“Lord, wait. Did I hear you right? I’m tired. No, exhausted! You want me to be weak?”

    About six months ago, month 4 of the Race during Cambodia (while fresh & embracing every trial that flew our way) one of my best friends challenged me to expose “myself” a bit more on my blogs.  She didn’t do so with the intent of condemnation or saying I wasn’t being authentic enough, but that she desired to hear more of the raw details going on inside of me, not just around me.
    Looking back, it wasn’t time for that. Oh, but how it is now! This past month has been one of my favorites and yet one of the toughest too.  Favorites including God using us in crazy cool ways in a few short weeks, moving our team from disunity to unity, encountering supernatural breakthrough in conflict, and just the joy and freedom that lingers over being in Africa and experiencing the importance of relationship emphasized in their culture.  Toughest, individually reaching a “breaking point” during month eight, while sensing the same from many on our squad. 

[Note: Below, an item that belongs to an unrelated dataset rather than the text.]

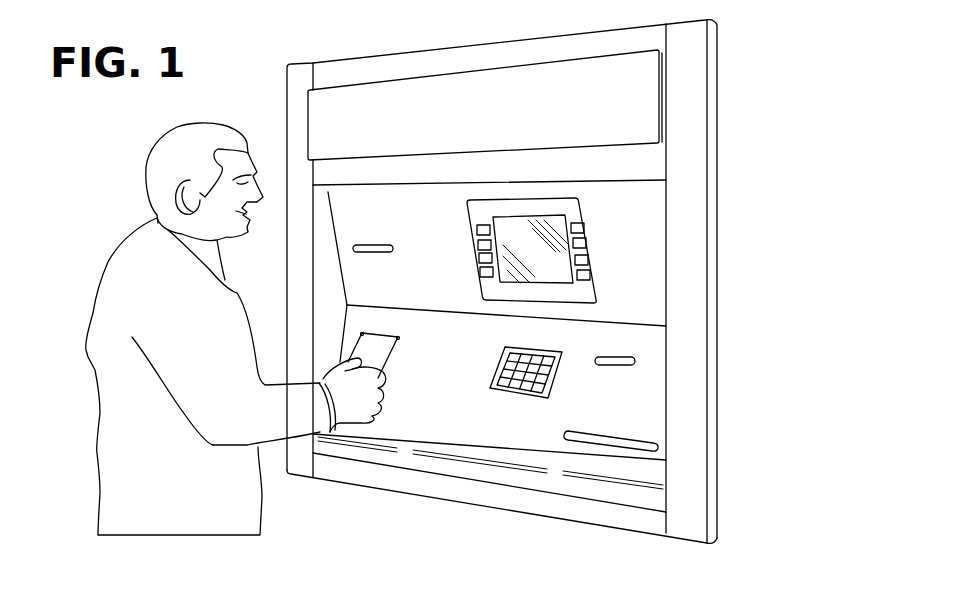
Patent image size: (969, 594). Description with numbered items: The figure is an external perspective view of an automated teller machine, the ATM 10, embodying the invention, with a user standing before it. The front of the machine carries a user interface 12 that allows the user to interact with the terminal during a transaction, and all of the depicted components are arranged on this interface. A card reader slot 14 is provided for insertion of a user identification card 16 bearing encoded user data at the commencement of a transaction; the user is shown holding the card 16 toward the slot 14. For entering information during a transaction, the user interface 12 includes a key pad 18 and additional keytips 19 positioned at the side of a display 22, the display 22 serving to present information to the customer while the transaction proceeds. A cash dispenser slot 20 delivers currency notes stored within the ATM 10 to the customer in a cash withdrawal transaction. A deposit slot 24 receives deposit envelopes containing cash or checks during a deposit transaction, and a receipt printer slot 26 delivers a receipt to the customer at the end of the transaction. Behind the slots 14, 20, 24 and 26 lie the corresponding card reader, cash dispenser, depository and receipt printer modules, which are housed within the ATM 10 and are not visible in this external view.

    One night in particular I pretty much exploded and couldn’t hold it in any longer.  I was tired. Physically. Emotionally. Spiritually.  Physically from camping the past two month in tents (not realizing how much simply having a bed to fully rest in makes a significant difference in life, lol).  Emotionally, feeling very alone in the responsibility of leading and feeling pressure to carry a lot of other’s burdens and needs that I had no control over changing or meeting.  Spiritually, being exhausted from the despair and hopelessness in many of the situations we encountered in Swazi life, which they face on an average day in just trying to survive.  I couldn’t do it anymore.  In that moment I wanted to be anywhere but there, suffocating in being completely overwhelmed.
    Yesterday God met me there.  Though I know I’m exactly where I need to be and would never go home, the thought of continuing to travel long distances, lead, serve, etc. didn’t excite me to say the least.  I’ve hit a point where I can no longer even think about living each day on my own.  I have nothing left to give to anyone, my family, the people we serve, even myself.  I wake up every single morning having to consciously make a decision that, “This is the day the Lord has made. I will rejoice and be glad in it,” or I may not make it that day.
    So, you’re probably wondering what I heard…

    “But He said to me, “My grace is sufficient for you, for my power is made perfect in weakness.  Therefore I will boast all the more gladly about my weaknesses, so that Christ’s power may rest on me. That is why, for Christ’s sake, I delight in weaknesses, in insults, in hardships, in persecutions, in difficulties.  For when I am weak, then I am strong.”  2 Corinthians 12: 9&10
    If any of you can identify with where Paul was when writing this passage or where I’m currently at, then this is for you too. Because the weaker He allows us to be, the more He is made visibly strong.